By Elena Lappin   September 2004

10 My garden in Zimbabwe. I planted an acre and a half of African trees; to see them grow and to think, what are they going to look like in 40 years’ time, is actually a process of putting down roots. Today I get reports from friends. It’s a very bittersweet pleasure. I do worry I may never see it again.

9 Injections. I am a thrill-seeker, I like the adrenaline rush of being scared. But injections make me break out in a cold sweat.

8 Misunderstanding Africa. When I first came to Zimbabwe as a reporter, I was afraid that I wouldn’t be able to understand Africa, that I would misrepresent something.

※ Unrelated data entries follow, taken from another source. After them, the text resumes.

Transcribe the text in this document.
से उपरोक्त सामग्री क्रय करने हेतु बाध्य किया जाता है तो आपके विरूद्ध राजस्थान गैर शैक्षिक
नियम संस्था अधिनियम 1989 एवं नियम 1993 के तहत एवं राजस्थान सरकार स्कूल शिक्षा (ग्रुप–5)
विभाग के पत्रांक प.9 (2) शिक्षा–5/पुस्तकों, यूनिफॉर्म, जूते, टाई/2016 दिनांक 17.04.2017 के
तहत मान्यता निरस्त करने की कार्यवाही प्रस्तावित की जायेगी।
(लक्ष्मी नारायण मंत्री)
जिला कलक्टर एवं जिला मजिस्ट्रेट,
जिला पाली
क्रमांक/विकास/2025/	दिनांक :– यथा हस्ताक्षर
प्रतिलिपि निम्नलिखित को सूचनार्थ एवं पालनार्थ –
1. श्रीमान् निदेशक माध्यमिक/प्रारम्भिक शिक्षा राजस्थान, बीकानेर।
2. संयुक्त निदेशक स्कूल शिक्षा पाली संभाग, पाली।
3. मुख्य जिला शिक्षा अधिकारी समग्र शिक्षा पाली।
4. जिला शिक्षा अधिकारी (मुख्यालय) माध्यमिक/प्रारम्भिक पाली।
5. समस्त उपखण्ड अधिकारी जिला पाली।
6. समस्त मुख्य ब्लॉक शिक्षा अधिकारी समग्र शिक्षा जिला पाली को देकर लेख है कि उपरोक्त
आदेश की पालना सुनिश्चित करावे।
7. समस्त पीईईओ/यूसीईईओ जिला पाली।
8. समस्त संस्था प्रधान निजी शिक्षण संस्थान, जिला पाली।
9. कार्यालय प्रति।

7 Being misunderstood. I was afraid that I would be viewed as another white oppressor. And I’m happy to say that even when I was public enemy No 1 in Zimbabwe and excoriated in the state media, I felt supported. Black Zimbabweans would come up and shake my hand saying: keep it up, you’re telling our truth.

6 Torture. I did have a fear of physical abuse. Not only for me—I interviewed people who had survived torture, and I knew that it was a possibility for me. But the greatest fear was that it would be inflicted on people around me. There was a fear that I would fail in my responsibility, which was to report everything and not to run away in fear. That’s a fear I overcame, by staying.

5 Abuse of my dogs. One of my nightmare scenarios was: what if Mugabe’s warlords come—we can scale the wall, but what about our dogs? That was a real fear. When they invaded people’s farms, the first thing they did was shoot their dogs.

4 Failure. Growing up in a small town in Ohio, I had the typical western fear that I was not going to succeed. The security of this small, affluent town made other places like Cleveland, the big metropolis, an exciting but also a scary place. One of the reasons I chose Zimbabwe and stayed there was that it was less competitive. I found Harare to be a bigger small town, and I was comfortable there. I found it frightening to think about leaving.

3 Crime in South Africa. I now live in South Africa, where there is a frightening level of violent crime. My fear is that something might happen to anyone I know that I would somehow be responsible for.

2 Losing Zimbabwe as my home. I was in Zimbabwe for 23 years and my fear is whether I will ever be able to call it home again. Will Zimbabwe ever be the kind of benign place we would want to live in?

1 The future of Zimbabwe. My greatest fear is that things will not come right in Zimbabwe soon. If Zimbabwe cannot achieve a sustainable multi-party democracy and prosperity, then I think there is very little hope for any other African country, including South Africa. And because of my involvement, this fear looms large, on the personal level but also in a historical context.